JAKARTA. Kisruh impor jagung memasuki babak baru. Pasca pekan lalu menerima penugasan membeli  jagung milik importir yang sudah terlanjur dipesan sebanyak 445.000 ton, kini impor jagung Bulog dipastikan melebihi volume yang ditetapkan pemerintah sebesar 600.000 ton.

Penyebabnya adalah sebelum menerima penugasan baru ini, Bulog juga telah meneken kontrak untuk membeli jagung asal Argentina dan Brasil sebanyak 260.000 ton. Alhasil pada kuartal I-2016 ini, Bulog akan punya jagung sebanyak 705.000 ton.

Djarot Kusumayakti, Direktur Utama Bulog mengatakan, Bulog bakal kebanjiran stok jagung pada kuartal I-2016 ini.

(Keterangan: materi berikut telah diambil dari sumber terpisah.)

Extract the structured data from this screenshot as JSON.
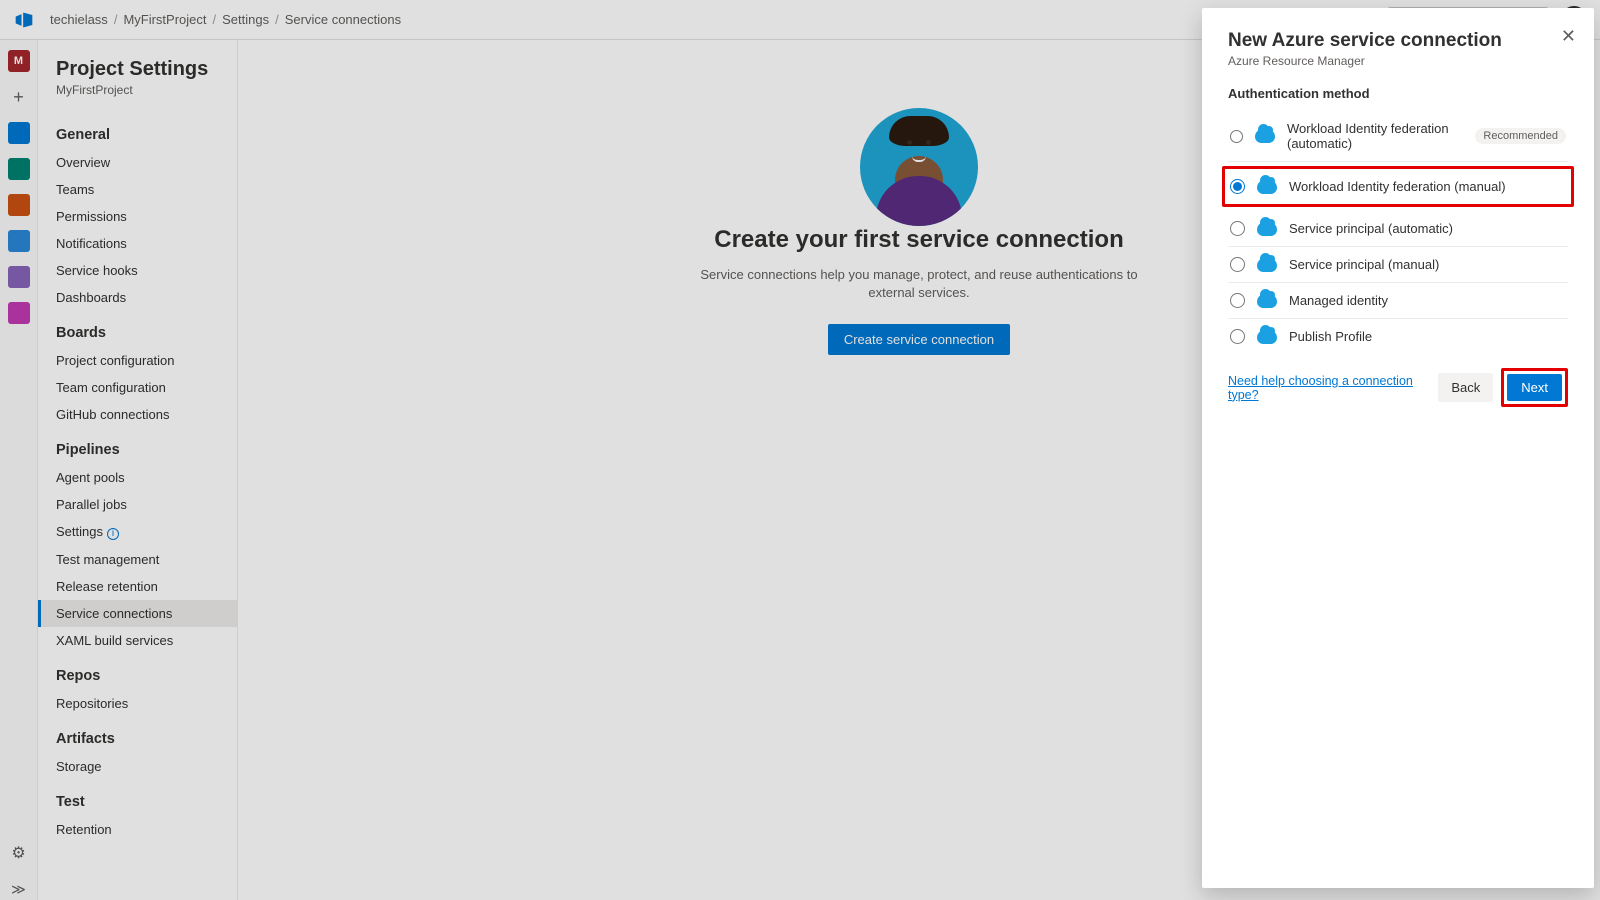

Selain harus menyerap jagung importir,  kontrak impor dengan Argentina dan Brasil tak mungkin dibatalkan. "Jika dibatalkan, ada biaya yang harus dikeluarkan," ujar Djarot, Selasa (2/2).


Terkait kelebihan volume impor ini, Djarot mengaku telah menyampaikan secara lisan kepada Kementerian Perdagangan (Kemdag), namun belum ada keputusan untuk menambah kuota impor dalam penugasan ini atau membatalkan impor dengan konsekuensi biaya pembatalan.

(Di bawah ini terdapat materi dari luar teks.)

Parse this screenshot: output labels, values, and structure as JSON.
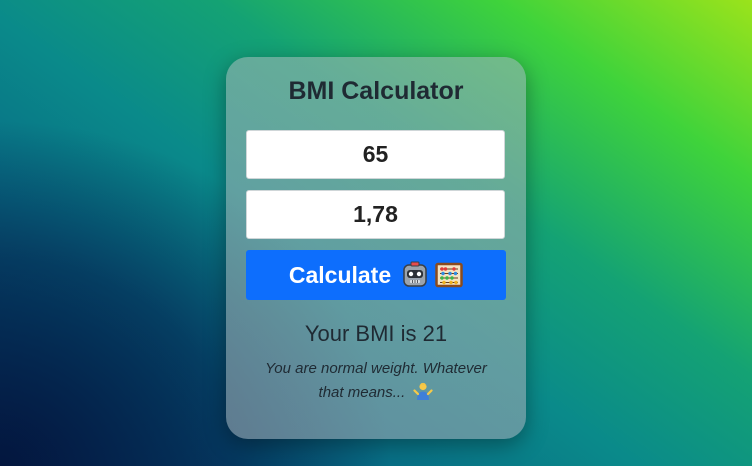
{
  "app": {
    "title": "BMI Calculator"
  },
  "form": {
    "weight_value": "65",
    "height_value": "1,78",
    "calculate_label": "Calculate",
    "calculate_icons": [
      "robot-icon",
      "abacus-icon"
    ]
  },
  "result": {
    "bmi_text": "Your BMI is 21",
    "note_text": "You are normal weight. Whatever that means...",
    "note_icon": "person-shrugging-icon"
  },
  "colors": {
    "button": "#0d6efd",
    "text": "#1f2a33"
  }
}
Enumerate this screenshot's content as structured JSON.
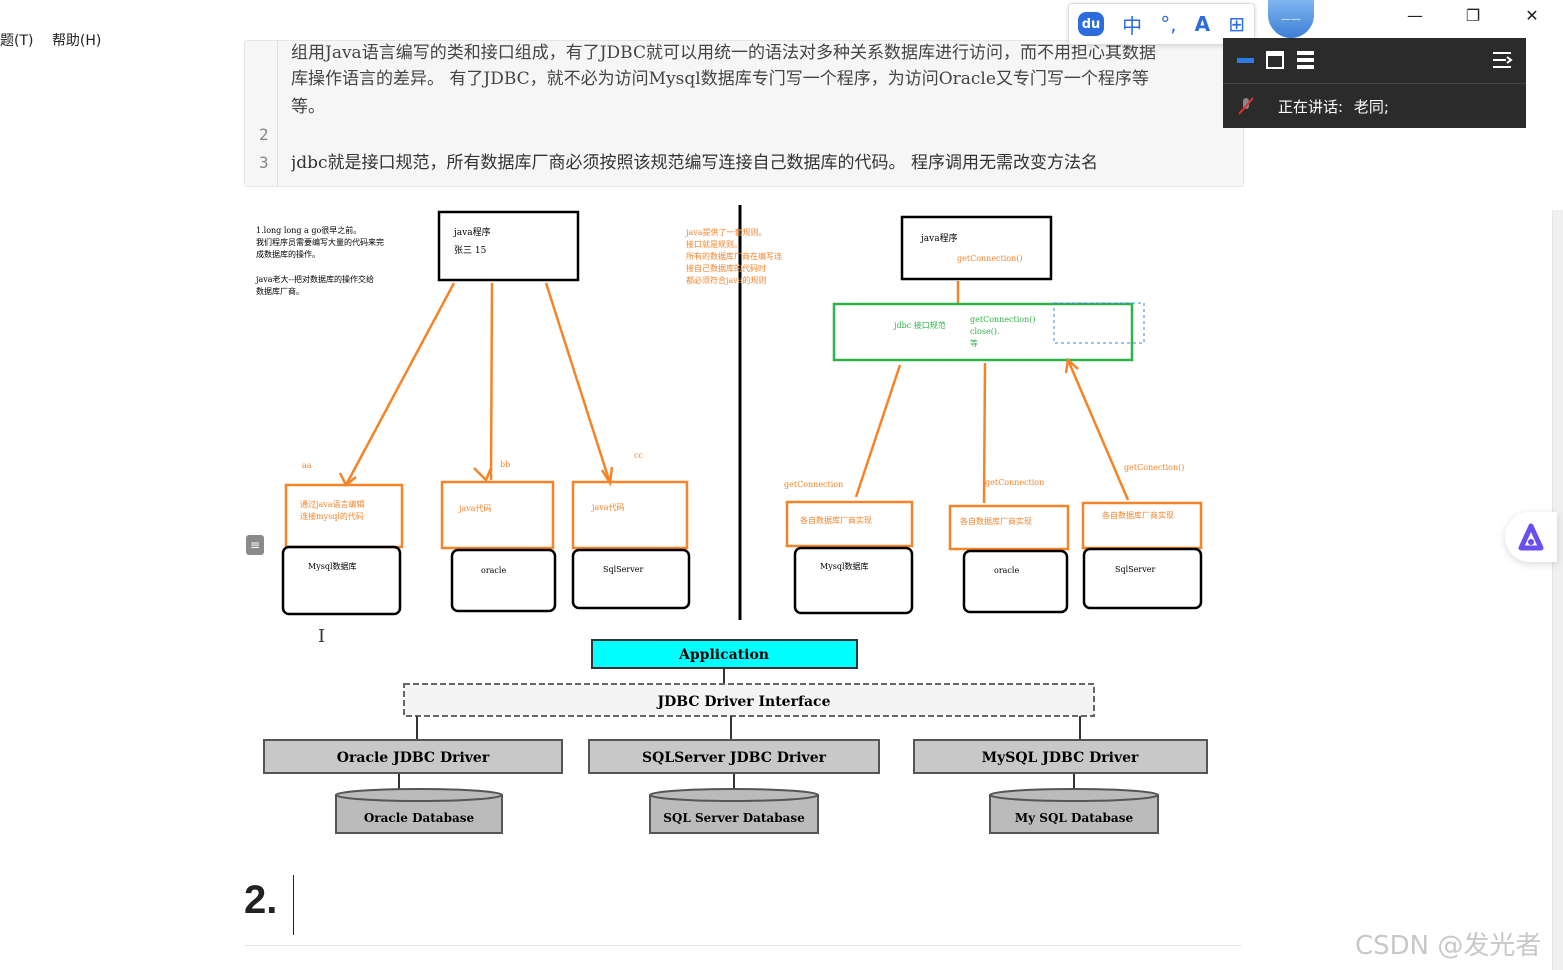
{
  "menubar": {
    "items": [
      "题(T)",
      "帮助(H)"
    ]
  },
  "code_block": {
    "line1_partial": "组用Java语言编写的类和接口组成，有了JDBC就可以用统一的语法对多种关系数据库进行访问，而不用担心其数据",
    "line1_cont": "库操作语言的差异。 有了JDBC，就不必为访问Mysql数据库专门写一个程序，为访问Oracle又专门写一个程序等",
    "line1_end": "等。",
    "line_numbers": [
      "2",
      "3"
    ],
    "line3": "jdbc就是接口规范，所有数据库厂商必须按照该规范编写连接自己数据库的代码。 程序调用无需改变方法名"
  },
  "ime_toolbar": {
    "logo": "du",
    "lang": "中",
    "punct": "°,",
    "items": [
      "A",
      "⊞"
    ]
  },
  "window_controls": {
    "minimize": "—",
    "restore": "❐",
    "close": "✕"
  },
  "meeting": {
    "speaking_label": "正在讲话:",
    "speaker": "老同;"
  },
  "diagram_left": {
    "note": [
      "1.long long a go很早之前。",
      "我们程序员需要编写大量的代码来完",
      "成数据库的操作。",
      "",
      "java老大--把对数据库的操作交给",
      "数据库厂商。"
    ],
    "java_box": [
      "java程序",
      "张三   15"
    ],
    "labels": [
      "aa",
      "bb",
      "cc"
    ],
    "impl_boxes": [
      "通过java语言编辑\n连接mysql的代码",
      "java代码",
      "java代码"
    ],
    "db_boxes": [
      "Mysql数据库",
      "oracle",
      "SqlServer"
    ]
  },
  "diagram_right": {
    "note": [
      "java提供了一套规则。",
      "接口就是规则。",
      "所有的数据库厂商在编写连",
      "接自己数据库的代码时",
      "都必须符合java的规则"
    ],
    "java_box": [
      "java程序",
      "getConnection()"
    ],
    "jdbc_box": {
      "label": "jdbc 接口规范",
      "methods": [
        "getConnection()",
        "close().",
        "等"
      ]
    },
    "labels": [
      "getConnection",
      "getConnection",
      "getConection()"
    ],
    "impl_boxes": [
      "各自数据库厂商实现",
      "各自数据库厂商实现",
      "各自数据库厂商实现"
    ],
    "db_boxes": [
      "Mysql数据库",
      "oracle",
      "SqlServer"
    ]
  },
  "arch": {
    "application": "Application",
    "interface": "JDBC Driver Interface",
    "drivers": [
      "Oracle JDBC Driver",
      "SQLServer JDBC Driver",
      "MySQL JDBC Driver"
    ],
    "databases": [
      "Oracle Database",
      "SQL Server Database",
      "My SQL Database"
    ]
  },
  "heading": "2.",
  "watermark": "CSDN @发光者",
  "colors": {
    "orange": "#f58428",
    "green": "#2fb24a",
    "cyan": "#00ffff",
    "dark": "#2b2b2b"
  }
}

Sementara itu, untuk menyerap jagung milik para importir, Bulog bakal memborongnya sesuai dengan biaya yang dikeluarkan para importir tersebut. Importir itu adalah produsen pakan besar, seperti Japfa Comfeed Indonesia Tbk, PT Charoen Pokphand Indonesia Tbk, dan PT Malindo Feedmill Tbk, serta beberapa importir kecil.

Perusahaan pelat merah ini bakal membeli jagung seharga Rp 3.200 per kilogram (kg). Setelah itu, Bulog akan menjualnya ke sejumlah industri pakan ternak dengan harga rata-rata Rp 3.500 per kg jagung curah dan Rp 3.600 per kg untuk jagung karung. 

Harga itu naik dari harga di pelabuhan karena Bulog harus mengeluarkan biaya transportasi, sewa gudang, dan pengemasan. Meski begitu, Djarot memastikan harga jual jagung impor ini lebih murah ketimbang harga jagung lokal di pasar yang saat ini berkisar Rp 6.500–Rp 7.000 per kg. 

Asal tahu saja, harga jagung dunia di bursa Chicago Board of Trade pada pertengahan November 2015 untuk pengiriman Desember 2015 dan Januari 2016 relatif stabil di kisaran US$ 3,8 per busel (25,4 kg) atau sekitar Rp 2.020 per kg dengan kurs Rp 13.500 per dollar AS. Itu belum termasuk pengiriman dan transportasi ke pabrik.

Sudirman, Ketua Umum Gabungan Pengusaha Makanan Ternak (GPMT) mengatakan, seharusnya Kementerian Pertanian (Kemtan) sadar bahwa saat ini sudah masuk pasar bebas, sehingga setiap kebijakan tidak mengurangi daya saing industri. "Dengan kebijakan sekarang, daya saing kita jatuh sekali," ujarnya.